Easily grown in average, dry to medium moisture, sandy/gravelly, well-drained soils in full sun to part shade. Tolerates moist soils. Prune out dead and weakened shoots in late winter.

Noteworthy Characteristics

Amelanchier obovalis, commonly called coastal serviceberry or coastal juneberry or shadbush, is a compact, deciduous shrub of the rose family that typically grows to 3-5’ tall and as wide, spreading over time by stolons to form dense colonies.

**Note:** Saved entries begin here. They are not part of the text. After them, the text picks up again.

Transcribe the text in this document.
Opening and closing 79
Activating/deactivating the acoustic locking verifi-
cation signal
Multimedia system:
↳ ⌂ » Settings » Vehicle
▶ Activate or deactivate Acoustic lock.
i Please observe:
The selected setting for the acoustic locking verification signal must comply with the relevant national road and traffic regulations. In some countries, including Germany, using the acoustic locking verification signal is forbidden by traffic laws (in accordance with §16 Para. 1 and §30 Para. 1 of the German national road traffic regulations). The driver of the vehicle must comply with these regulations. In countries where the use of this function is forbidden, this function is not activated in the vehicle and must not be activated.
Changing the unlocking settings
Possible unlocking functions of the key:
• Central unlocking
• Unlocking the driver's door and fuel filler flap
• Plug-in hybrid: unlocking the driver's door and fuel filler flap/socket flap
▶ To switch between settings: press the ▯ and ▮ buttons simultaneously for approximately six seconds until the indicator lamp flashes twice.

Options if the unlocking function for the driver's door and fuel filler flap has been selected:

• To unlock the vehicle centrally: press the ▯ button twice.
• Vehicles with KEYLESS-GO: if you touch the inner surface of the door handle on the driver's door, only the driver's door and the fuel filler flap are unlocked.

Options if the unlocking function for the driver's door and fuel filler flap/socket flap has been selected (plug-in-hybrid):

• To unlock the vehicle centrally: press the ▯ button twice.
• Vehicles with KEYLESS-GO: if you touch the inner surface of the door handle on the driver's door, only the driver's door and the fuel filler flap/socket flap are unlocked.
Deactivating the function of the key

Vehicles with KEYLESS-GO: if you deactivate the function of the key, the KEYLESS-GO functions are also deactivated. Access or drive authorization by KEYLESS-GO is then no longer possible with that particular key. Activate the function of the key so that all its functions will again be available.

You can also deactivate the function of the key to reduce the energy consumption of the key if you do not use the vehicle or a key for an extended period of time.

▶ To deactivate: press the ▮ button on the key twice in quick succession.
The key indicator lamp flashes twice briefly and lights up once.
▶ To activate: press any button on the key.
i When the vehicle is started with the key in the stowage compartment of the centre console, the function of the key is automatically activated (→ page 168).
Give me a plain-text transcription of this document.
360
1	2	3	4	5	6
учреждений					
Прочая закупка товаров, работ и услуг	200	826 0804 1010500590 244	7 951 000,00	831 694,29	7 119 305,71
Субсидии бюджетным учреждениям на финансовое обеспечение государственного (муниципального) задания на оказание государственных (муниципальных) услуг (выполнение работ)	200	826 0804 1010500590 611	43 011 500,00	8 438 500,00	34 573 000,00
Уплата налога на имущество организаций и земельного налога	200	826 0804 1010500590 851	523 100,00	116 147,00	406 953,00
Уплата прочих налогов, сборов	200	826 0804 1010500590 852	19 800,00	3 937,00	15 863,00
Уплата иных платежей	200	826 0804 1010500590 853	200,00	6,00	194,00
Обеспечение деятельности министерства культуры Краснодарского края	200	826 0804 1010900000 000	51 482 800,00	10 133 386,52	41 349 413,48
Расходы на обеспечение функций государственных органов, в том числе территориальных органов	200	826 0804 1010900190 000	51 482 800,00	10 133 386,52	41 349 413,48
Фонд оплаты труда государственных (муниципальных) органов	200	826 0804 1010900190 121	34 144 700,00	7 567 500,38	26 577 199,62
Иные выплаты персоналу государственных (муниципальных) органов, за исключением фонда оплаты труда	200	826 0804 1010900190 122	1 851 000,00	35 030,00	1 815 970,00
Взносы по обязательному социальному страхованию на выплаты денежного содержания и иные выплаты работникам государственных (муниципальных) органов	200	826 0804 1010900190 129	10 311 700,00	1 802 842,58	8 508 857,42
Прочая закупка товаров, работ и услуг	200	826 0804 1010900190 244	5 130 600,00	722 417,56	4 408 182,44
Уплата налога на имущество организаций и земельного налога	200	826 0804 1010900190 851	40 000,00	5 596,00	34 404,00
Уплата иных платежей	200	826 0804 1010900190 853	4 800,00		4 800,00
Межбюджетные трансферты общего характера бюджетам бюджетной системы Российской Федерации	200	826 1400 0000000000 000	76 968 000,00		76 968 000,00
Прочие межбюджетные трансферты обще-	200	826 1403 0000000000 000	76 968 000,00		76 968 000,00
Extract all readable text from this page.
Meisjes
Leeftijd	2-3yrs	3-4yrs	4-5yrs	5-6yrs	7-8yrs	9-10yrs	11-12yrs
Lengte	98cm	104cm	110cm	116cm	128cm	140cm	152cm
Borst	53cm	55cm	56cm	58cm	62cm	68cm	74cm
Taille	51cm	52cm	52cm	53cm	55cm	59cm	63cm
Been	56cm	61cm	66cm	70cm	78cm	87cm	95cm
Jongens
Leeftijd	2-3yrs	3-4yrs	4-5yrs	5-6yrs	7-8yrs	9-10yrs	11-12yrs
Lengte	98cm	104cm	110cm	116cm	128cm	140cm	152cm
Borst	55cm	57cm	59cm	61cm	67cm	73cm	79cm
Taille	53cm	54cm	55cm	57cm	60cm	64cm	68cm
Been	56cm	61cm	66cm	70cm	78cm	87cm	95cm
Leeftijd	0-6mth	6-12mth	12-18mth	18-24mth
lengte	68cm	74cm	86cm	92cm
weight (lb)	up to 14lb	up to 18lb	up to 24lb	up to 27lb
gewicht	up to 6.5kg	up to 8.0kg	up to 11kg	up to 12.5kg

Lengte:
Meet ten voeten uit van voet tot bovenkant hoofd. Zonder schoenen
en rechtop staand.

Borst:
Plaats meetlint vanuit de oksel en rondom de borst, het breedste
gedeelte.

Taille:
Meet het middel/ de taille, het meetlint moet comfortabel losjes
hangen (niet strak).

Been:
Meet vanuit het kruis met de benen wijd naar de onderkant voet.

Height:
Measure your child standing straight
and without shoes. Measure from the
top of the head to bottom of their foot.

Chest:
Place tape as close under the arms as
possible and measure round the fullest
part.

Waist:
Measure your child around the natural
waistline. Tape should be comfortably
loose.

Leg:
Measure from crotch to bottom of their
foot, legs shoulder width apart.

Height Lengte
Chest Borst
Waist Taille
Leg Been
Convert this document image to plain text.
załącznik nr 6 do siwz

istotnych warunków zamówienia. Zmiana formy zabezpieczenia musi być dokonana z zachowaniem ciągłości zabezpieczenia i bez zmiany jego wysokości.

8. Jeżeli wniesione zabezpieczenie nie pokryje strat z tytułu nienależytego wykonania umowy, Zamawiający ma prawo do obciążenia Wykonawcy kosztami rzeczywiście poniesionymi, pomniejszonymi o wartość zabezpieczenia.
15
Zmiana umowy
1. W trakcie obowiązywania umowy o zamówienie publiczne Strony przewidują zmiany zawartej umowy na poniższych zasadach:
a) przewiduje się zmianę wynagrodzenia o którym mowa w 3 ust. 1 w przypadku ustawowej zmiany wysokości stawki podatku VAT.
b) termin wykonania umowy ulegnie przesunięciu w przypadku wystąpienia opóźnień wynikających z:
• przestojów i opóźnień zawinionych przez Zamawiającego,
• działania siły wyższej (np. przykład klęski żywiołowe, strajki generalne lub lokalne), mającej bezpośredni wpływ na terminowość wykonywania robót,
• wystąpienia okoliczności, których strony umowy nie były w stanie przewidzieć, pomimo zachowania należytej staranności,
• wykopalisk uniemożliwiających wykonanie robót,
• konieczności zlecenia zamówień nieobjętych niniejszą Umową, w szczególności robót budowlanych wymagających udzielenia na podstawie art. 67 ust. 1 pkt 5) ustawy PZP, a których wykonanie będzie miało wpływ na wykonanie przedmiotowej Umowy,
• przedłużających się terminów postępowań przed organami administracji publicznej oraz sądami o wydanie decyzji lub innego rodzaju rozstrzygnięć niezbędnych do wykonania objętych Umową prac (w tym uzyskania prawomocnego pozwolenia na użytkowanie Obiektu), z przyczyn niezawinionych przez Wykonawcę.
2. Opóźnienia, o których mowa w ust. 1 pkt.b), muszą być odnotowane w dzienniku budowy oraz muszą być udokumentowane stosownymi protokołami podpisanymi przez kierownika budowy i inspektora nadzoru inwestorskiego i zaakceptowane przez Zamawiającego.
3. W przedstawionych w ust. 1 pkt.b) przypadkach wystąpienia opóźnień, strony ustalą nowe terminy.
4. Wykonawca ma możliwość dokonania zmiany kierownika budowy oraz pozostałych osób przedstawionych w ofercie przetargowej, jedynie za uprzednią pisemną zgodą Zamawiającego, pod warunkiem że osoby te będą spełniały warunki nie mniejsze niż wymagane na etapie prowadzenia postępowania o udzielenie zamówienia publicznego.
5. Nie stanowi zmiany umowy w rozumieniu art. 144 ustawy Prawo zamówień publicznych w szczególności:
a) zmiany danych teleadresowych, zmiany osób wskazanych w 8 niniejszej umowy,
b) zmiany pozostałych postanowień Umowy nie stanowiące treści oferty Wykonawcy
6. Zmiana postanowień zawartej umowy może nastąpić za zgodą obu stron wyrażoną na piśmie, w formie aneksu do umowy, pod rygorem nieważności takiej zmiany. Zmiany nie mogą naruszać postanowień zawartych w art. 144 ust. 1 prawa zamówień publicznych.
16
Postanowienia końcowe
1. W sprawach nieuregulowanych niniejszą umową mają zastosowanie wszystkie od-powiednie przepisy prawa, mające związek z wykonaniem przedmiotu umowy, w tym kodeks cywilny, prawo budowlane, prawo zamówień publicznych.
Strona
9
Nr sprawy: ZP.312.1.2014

It is primarily native to dry open woods and pine barrens scattered along the Atlantic coastal plain from New York and Massachusetts south to Georgia and Alabama.

This shrub is noted for its (1) small 5-petaled white flowers which bloom in upright racemes in March-April, (2) edible purple-black fruits (pomes to 3/8” diameter) which ripen in May-June, (3) finely-toothed, glabrous, dull pale green leaves (to 2” long) are ovate to oblong to obovate, and (4) green-yellow-orange fall foliage color.

It is similar to Amelanchier canadensis but much shorter. Amalenchier canadensis var. obovalis is a synonym.

Genus name comes from a French provincial name for Amelanchier ovalis a European plant in this genus.

Specific epithet is in reference to the obovate shape of the flower petals and some of the leaves.

Common names of juneberry (fruits mature in June) and shadbush (shad begin to run in local rivers at the time of flowering) are descriptive of shrub characteristics.


No serious insect or disease problems. Rust, leaf spot, fire blight, powdery mildew and canker are occasional disease problems.


Attractive compact shrub for lawns, shrub borders, woodland margins or native plant areas. Good plant for bird gardens (birds love the fruits). Naturalized plantings. Hedge.